Let nog eens op het werk, de energie en de offers die werden gebracht in die drie vergelijkingen die aan het begin van de preek werden gegeven. Het streven om vat te krijgen op volmaaktheid zal er de oorzaak van zijn dat we moeten lijden en offers brengen. Tezelfdertijd moeten we ook in gedachten houden dat zonder dat lijden en die offers er geen prijs zal zijn, geen beloning, geen behoud — geen beloning in die geweldige roeping in Christus Jezus.

Laten we nu een schriftgedeelte opslaan waarover u verbaasd zult zijn dat ook daar het woord volmaakt voorkomt. Dit gaat over de rijke jongeling die naar Christus kwam en zei: "Wat moet ik doen om het eeuwige leven te beërven?"

Mattheüs 19:21 Jezus zeide tot hem: Indien gij volmaakt wilt zijn, ga heen, verkoop uw bezit en geef het aan de armen, en gij zult een schat in de hemelen hebben, en kom hier, volg Mij.

Ik wil dat u hier op let. Laten we dit heel zorgvuldig lezen. Ik zal het heel langzaam doen, zonder uitleg, maar let erop: "Indien gij volmaakt wilt zijn, ga heen, verkoop uw bezit ... [het brengen van offers, de bereidheid tot lijden] en gij zult een schat ..."

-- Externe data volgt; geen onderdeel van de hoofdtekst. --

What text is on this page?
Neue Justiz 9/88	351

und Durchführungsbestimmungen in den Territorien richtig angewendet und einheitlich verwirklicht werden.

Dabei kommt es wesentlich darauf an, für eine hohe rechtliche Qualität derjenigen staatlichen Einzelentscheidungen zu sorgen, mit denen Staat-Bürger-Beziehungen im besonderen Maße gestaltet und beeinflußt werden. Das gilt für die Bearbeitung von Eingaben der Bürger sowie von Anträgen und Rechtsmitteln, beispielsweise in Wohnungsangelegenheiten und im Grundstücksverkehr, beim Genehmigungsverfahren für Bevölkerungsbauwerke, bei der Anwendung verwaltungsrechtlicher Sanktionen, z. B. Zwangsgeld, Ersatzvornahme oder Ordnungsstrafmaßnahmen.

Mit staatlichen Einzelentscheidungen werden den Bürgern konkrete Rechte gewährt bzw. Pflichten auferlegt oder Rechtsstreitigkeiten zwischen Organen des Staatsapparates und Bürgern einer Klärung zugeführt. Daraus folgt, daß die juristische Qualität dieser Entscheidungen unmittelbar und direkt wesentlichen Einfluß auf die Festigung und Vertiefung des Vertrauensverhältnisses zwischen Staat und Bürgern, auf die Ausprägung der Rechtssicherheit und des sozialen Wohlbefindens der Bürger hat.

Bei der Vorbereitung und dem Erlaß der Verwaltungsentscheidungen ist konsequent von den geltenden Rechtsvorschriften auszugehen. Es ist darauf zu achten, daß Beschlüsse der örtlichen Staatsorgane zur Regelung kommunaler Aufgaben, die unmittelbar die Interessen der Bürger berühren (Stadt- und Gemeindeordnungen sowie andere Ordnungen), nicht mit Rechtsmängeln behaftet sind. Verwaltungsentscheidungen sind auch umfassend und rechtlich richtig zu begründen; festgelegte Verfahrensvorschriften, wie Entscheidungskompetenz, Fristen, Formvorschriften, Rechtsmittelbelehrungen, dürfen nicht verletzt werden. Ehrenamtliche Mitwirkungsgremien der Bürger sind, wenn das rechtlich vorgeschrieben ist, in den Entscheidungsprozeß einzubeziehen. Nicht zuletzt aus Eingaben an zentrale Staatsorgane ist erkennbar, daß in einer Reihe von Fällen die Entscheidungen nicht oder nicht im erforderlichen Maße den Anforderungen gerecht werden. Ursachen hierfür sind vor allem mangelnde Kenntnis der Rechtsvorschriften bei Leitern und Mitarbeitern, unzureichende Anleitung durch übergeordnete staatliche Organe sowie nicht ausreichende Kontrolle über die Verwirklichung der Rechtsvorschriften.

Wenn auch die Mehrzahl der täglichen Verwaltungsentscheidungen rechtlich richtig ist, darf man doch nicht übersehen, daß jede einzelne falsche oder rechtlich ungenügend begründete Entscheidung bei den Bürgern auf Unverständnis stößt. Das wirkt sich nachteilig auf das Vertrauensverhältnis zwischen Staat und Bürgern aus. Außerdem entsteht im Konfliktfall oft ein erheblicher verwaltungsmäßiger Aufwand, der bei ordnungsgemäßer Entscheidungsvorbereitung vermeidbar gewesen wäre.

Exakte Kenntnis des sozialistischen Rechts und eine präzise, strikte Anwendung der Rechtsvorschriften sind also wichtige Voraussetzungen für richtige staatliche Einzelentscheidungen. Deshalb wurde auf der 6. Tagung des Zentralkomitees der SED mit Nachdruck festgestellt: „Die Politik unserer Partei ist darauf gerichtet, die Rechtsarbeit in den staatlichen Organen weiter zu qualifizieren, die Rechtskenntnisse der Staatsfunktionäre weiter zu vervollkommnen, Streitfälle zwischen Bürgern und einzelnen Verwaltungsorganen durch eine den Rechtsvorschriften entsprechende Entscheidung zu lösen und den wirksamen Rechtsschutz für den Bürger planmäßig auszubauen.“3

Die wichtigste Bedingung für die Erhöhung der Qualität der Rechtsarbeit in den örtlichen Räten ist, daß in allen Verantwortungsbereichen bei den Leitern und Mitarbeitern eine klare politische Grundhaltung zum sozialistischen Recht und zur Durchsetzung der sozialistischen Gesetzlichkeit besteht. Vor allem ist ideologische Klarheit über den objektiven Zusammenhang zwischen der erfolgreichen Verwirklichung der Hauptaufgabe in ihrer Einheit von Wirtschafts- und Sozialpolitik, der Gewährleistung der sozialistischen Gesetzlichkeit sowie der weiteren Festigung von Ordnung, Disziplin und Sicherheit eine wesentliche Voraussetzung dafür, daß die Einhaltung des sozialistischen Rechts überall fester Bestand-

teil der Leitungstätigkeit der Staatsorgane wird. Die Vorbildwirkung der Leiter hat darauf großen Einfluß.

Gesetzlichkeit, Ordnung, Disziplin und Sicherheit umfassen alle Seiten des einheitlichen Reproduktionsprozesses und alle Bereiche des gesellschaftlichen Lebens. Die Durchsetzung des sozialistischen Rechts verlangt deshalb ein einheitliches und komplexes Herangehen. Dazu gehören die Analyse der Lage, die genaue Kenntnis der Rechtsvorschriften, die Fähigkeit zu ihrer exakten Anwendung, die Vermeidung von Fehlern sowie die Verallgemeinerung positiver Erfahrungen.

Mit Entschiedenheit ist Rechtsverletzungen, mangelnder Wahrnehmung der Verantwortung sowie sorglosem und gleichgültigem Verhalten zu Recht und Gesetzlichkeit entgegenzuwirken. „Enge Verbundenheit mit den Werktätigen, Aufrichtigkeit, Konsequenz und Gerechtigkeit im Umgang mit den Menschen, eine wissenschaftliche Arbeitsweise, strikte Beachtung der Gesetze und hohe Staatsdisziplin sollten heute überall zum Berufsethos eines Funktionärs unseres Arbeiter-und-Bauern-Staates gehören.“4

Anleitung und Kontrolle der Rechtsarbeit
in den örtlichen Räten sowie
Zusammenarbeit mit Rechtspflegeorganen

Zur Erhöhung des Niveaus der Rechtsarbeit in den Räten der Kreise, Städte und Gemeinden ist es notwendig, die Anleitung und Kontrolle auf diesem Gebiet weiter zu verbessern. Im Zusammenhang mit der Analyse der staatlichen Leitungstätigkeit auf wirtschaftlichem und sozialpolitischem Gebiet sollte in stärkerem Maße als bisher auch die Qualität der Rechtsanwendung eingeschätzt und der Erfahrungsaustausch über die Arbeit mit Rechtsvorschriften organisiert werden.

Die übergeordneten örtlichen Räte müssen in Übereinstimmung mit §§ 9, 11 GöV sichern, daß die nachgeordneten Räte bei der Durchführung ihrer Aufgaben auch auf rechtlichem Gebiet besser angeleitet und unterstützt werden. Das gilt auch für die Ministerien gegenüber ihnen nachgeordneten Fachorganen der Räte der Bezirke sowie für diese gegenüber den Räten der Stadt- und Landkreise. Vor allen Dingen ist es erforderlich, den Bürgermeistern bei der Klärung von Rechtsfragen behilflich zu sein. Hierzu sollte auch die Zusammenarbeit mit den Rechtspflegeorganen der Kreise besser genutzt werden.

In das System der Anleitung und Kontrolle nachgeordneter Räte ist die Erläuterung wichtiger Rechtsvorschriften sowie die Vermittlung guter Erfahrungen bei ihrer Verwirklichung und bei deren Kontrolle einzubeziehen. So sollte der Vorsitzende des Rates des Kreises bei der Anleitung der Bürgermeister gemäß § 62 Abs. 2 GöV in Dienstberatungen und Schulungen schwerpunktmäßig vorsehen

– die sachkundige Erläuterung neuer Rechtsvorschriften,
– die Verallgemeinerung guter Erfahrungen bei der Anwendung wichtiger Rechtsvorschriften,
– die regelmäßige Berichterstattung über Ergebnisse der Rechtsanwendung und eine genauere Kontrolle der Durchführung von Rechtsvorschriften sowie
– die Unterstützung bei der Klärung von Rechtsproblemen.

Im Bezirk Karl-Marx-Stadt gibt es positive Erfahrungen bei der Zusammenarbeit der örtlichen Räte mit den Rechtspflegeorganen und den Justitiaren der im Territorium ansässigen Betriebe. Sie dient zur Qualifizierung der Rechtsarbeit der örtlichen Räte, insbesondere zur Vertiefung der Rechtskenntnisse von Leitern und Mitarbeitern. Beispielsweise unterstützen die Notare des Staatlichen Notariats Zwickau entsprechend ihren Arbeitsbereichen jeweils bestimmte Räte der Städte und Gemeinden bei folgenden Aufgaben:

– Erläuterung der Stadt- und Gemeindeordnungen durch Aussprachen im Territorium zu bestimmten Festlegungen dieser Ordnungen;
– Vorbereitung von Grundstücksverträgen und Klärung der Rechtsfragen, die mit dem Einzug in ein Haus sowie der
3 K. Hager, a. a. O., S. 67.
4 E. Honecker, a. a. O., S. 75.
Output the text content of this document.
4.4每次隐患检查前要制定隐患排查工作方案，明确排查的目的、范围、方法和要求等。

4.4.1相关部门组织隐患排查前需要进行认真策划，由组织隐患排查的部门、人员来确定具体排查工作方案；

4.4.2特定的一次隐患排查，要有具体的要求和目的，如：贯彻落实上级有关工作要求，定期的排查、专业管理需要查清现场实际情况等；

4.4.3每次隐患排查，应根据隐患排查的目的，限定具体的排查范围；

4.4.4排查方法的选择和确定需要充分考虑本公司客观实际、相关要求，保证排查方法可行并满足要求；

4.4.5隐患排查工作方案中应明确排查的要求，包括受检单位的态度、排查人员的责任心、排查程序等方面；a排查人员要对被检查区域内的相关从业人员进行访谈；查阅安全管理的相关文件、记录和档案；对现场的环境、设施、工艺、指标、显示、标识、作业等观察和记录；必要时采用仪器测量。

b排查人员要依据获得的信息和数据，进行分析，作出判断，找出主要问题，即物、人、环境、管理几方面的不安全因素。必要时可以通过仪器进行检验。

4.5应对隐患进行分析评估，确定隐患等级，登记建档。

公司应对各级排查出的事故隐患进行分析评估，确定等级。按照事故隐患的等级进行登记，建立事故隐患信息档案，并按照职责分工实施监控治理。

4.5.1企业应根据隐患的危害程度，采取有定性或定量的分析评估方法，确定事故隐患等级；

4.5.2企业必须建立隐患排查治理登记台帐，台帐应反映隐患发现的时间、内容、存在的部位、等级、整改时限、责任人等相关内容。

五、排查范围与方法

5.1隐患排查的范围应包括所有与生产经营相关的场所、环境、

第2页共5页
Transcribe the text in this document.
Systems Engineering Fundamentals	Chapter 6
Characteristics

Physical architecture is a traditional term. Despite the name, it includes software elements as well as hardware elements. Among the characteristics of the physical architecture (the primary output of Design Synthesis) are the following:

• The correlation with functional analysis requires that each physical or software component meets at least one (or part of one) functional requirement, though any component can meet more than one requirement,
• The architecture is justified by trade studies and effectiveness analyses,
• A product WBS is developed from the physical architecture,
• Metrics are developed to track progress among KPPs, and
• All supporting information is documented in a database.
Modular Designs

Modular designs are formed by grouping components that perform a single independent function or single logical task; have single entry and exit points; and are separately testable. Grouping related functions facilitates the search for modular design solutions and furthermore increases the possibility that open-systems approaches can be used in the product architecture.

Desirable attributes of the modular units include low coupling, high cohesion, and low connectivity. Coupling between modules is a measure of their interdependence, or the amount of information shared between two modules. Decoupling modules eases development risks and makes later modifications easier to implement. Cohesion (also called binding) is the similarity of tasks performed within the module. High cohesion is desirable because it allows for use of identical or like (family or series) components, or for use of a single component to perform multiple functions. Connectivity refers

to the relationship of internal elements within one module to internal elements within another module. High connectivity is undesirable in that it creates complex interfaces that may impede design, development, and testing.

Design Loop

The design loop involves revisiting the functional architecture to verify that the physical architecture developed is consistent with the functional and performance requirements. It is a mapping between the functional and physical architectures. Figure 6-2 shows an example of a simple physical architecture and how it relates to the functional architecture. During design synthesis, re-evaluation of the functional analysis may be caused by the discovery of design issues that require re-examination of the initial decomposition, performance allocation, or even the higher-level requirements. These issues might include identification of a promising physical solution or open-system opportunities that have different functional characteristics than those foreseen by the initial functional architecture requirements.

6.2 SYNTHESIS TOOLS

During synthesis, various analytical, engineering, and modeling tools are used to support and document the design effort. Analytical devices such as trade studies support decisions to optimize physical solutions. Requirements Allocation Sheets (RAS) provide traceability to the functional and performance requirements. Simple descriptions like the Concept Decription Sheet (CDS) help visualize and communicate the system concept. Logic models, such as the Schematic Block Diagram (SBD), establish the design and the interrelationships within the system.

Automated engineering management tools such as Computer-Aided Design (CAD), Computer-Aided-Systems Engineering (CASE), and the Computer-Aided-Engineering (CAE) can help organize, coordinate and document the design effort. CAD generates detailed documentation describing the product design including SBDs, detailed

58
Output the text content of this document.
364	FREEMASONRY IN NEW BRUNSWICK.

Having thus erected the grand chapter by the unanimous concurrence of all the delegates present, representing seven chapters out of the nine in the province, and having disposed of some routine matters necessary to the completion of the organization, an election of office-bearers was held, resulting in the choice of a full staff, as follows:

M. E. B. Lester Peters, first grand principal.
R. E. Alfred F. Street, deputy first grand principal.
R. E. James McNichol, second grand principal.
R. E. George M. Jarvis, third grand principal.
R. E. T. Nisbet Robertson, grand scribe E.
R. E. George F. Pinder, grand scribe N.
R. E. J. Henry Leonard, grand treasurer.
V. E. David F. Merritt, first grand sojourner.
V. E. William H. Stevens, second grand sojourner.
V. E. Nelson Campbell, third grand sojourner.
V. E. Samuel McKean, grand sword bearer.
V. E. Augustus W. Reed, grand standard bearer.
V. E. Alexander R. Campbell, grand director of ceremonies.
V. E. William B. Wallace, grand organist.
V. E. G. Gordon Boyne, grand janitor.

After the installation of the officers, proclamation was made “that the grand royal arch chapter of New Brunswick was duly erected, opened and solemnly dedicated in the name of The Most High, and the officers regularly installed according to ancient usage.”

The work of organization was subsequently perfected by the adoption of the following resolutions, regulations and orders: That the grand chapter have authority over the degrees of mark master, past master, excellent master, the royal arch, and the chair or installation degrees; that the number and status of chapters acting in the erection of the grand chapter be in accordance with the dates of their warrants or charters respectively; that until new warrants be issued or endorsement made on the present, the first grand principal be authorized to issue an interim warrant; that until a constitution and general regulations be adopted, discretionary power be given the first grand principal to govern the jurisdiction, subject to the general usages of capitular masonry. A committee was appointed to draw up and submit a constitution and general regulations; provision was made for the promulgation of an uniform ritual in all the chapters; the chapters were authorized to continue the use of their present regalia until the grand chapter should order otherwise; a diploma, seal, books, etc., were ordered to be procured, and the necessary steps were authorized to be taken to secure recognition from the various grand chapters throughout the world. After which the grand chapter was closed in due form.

Het lijden en het brengen van offers wordt verbonden aan het geven van de schat, niet behoud, zoals we zullen gaan zien.

Mattheüs 19:22-29 Toen de jongeling (dit) woord hoorde, ging hij bedroefd heen, want hij bezat vele goederen. 23 Jezus zeide tot zijn discipelen: Voorwaar, Ik zeg u, een rijke zal moeilijk het Koninkrijk der hemelen binnengaan. 24 Wederom zeg Ik u, het is gemakkelijker, dat een kameel gaat door het oog van een naald dan dat een rijke het Koninkrijk Gods binnengaat. 25 Toen de discipelen dit hoorden, waren zij zeer verslagen en zeiden: Wie kan dan behouden worden? 26 Jezus zag hen aan en zeide: Bij de mensen is dit onmogelijk, maar bij God zijn alle dingen mogelijk. 27 Daarop antwoordde Petrus en zeide tot Hem: Zie, wij hebben alles prijsgegeven [opgegeven, opgeofferd] en zijn U gevolgd; wat zal dan ons deel zijn? 28 Jezus zeide tot hen: Voorwaar, Ik zeg u, gij, die Mij gevolgd zijt, zult in de wedergeboorte, wanneer de Zoon des mensen op de troon zijner heerlijkheid zal zitten, ook op twaalf tronen zitten om de twaalf stammen van Israël te richten. 29 En een ieder, die huizen of broeders of zusters of vader of moeder of kinderen of akkers heeft prijsgegeven om mijn naam, zal vele malen meer terugontvangen en het eeuwige leven erven.

"Indien gij volmaakt wilt zijn ..." De jongeling vond de kosten verbonden aan volmaakt zijn een te groot offer. Jezus ging daarna dieper in op de omstandigheid dat rijkdom de tendens in zich heeft ons te beïnvloeden zodat we minder bereid zijn het op te geven voor zaken van grotere waarde. In het boek Spreuken staat, dat "de rijkdom van een rijk iemand hem dient tot een sterke muur" — ofwel, daarin ligt zijn zekerheid.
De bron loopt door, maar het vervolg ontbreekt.